Well over 60 percent of Earth missions to Mars have failed, ever since the pioneering efforts of the former Soviet Union in the 1960s and including Britain's high-profile Beagle 2 space probe.
As NASA's latest mission to Mars heads closer to the Red Planet, the head of NASA's Mars Exploration Program, Doug McCuistion, acknowledged Tuesday that many things could still go wrong before its scheduled Aug. 6 landing date.
The one thing that worries him most is if the spacecraft's heat shield will detach as planned when the U.S. Mars Science Laboratory mission sets down a large, mobile laboratory on Mars — the rover Curiosity.

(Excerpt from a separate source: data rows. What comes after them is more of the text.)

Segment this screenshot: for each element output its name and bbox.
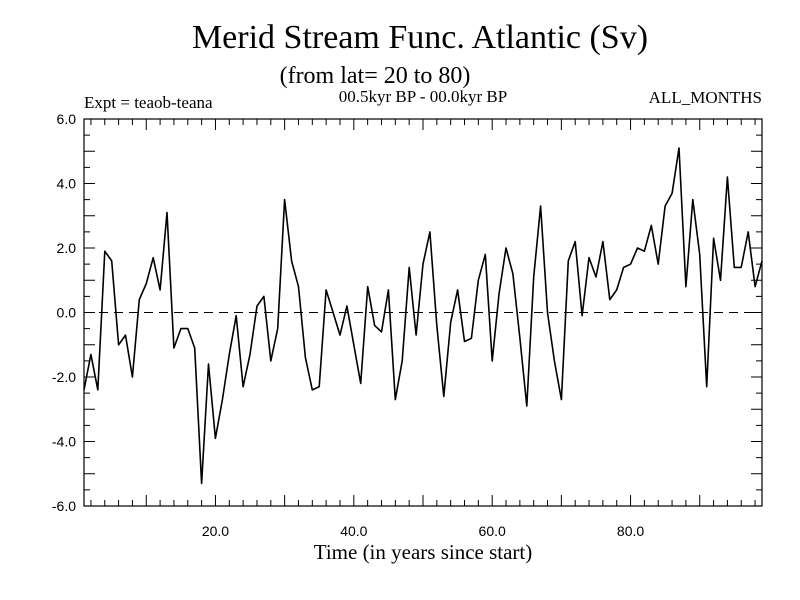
x-tick-label: 80.0 bbox=[617, 523, 644, 539]
y-tick-label: -2.0 bbox=[52, 369, 76, 385]
plot-frame bbox=[83, 118, 763, 507]
tick-labels: 20.0 40.0 60.0 80.0 -6.0 -4.0 -2.0 0.0 2.0 4.0 6.0 bbox=[52, 111, 645, 539]
y-tick-label: -6.0 bbox=[52, 498, 76, 514]
x-axis-label: Time (in years since start) bbox=[314, 540, 533, 564]
y-tick-label: 4.0 bbox=[57, 176, 77, 192]
series-line bbox=[83, 147, 763, 485]
experiment-label: Expt = teaob-teana bbox=[84, 93, 213, 112]
x-tick-label: 40.0 bbox=[340, 523, 367, 539]
chart-subtitle: (from lat= 20 to 80) bbox=[280, 63, 471, 89]
y-tick-label: -4.0 bbox=[52, 434, 76, 450]
months-label: ALL_MONTHS bbox=[649, 88, 762, 107]
y-tick-label: 6.0 bbox=[57, 111, 77, 127]
y-tick-label: 0.0 bbox=[57, 305, 77, 321]
chart-title: Merid Stream Func. Atlantic (Sv) bbox=[192, 19, 648, 56]
period-label: 00.5kyr BP - 00.0kyr BP bbox=[339, 87, 507, 106]
x-tick-label: 60.0 bbox=[479, 523, 506, 539]
x-tick-label: 20.0 bbox=[202, 523, 229, 539]
y-tick-label: 2.0 bbox=[57, 240, 77, 256]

"If you look at the scorecard, Earth is doing less than 50 percent; less than 50 percent of Earth's missions to Mars have been successful," McCuistion, a former U.S. fighter pilot, said at the Farnborough Airshow south of London.
In the seven minutes before its planned touchdown, the U.S. spacecraft has a number of tasks it has to complete for Curiosity to make a safe landing. First it must get rid of the heat shield and avoid a subsequent collision with it. Then it has to slow its descent to the Red Planet with the aid of a massive parachute as well as use rockets mounted around the rim of an upper stage. In the final seconds, the upper stage of the spacecraft acts as a sky crane, lowering the upright rover on a tether to the surface.
In spite of the challenges, McCuistion remains positive that the $2.5 billion mission will be a success and praises the unprecedented international cooperation between NASA and companies like German electronics company Siemens AG.
After all, NASA, the world's biggest space agency, enjoyed success with its twin Mars Exploration Rovers in the mid-2000s.
"I can't really give you a hard number .... but I think we are in a medium-to-low risk environment," McCuistion said.
After spending eight months travelling to Mars, Curiosity will spend 23 months analyzing dozens of samples drilled from rocks or scooped from the ground as it explores Mars with greater range than any previous rover.
Mars missions all share the same ultimate goal: Seeing whether Earth's nearest planetary neighbor can sustain life. President Barack Obama has set a goal of the 2030s for a manned mission to Mars, but with budgetary constraints, NASA faces a tough task defending its current $18 billion annual budget.
NASA is hoping a scorecard of 15 successful trips to Mars will help in that task.